26 de diciembre de 2006

Oriente/Occidente

Yo vi nacer una ciudad, a resguardo de las leyes y de los hombres encargados. La había conocido antes, de niño y de joven, cuando todavía vivían mis padres. Había recorrido las calles tranquilas. Sus habitantes residían en casas vetustas, de un señorío decadente, impostado. A esas casas yo no tenía entrada. Podía creer, hoy lo pienso aún, que las ventanas eran ojos vigilantes.

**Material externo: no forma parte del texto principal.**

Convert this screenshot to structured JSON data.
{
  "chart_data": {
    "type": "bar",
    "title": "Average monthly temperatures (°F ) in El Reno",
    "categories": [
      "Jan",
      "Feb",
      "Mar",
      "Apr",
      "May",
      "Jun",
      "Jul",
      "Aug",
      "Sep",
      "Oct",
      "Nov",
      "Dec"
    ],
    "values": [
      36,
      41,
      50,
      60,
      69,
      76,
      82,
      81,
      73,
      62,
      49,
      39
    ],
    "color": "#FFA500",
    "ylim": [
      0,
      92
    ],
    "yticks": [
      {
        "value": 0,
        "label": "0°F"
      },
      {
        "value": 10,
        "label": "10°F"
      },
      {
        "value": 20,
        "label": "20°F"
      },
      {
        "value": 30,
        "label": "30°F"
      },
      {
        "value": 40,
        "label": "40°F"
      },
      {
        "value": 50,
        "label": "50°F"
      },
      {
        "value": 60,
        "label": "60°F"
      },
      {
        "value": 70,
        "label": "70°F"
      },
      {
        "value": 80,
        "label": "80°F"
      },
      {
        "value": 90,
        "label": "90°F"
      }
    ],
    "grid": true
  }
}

Las ciudades también surgen de la tierra, porque llegan los hombres y las mujeres y conciertan sus obligaciones; a la fuerza, alternando la risa con el crimen, trayendo la fiesta, los gritos, la música, derribando las casas viejas, si es preciso. Para construir otras nuevas en la vista, dentadura mellada y decrépita, de las calles en su perspectiva muerta. Conocí esto en una época mía de sombra, solitaria: acompañado del ruido, podía estar en mí (aunque no demasiado tiempo). Sentía que me faltaba el lenguaje para ver las rarezas con que me tropezaba, los rostros oscuros, las voces diferentes, extrañas. Sólo el sonido de los juegos de los niños me era familiar. Por eso podía sonreír. Mi amor era más grande que mis dudas. Esperaba que vinieran las palabras ajustadas, porque las ciudades nacientes hablan de un modo nuevo, fundiendo las caras y los usos, dentro de lo que me gusta imaginar como una corriente poética: un discurso humilde que administra las ganancias a los dioses, el sentido del tiempo, de la muerte y de los sueños. No se puede querer más (para mí es un tesoro, la Promesa), pero hace falta que un regalo inconcebible sea efectuado. Pero nunca, de lo que viene de arriba, de otro sitio, de abajo (¿por qué no?), obtienen los hombres certezas.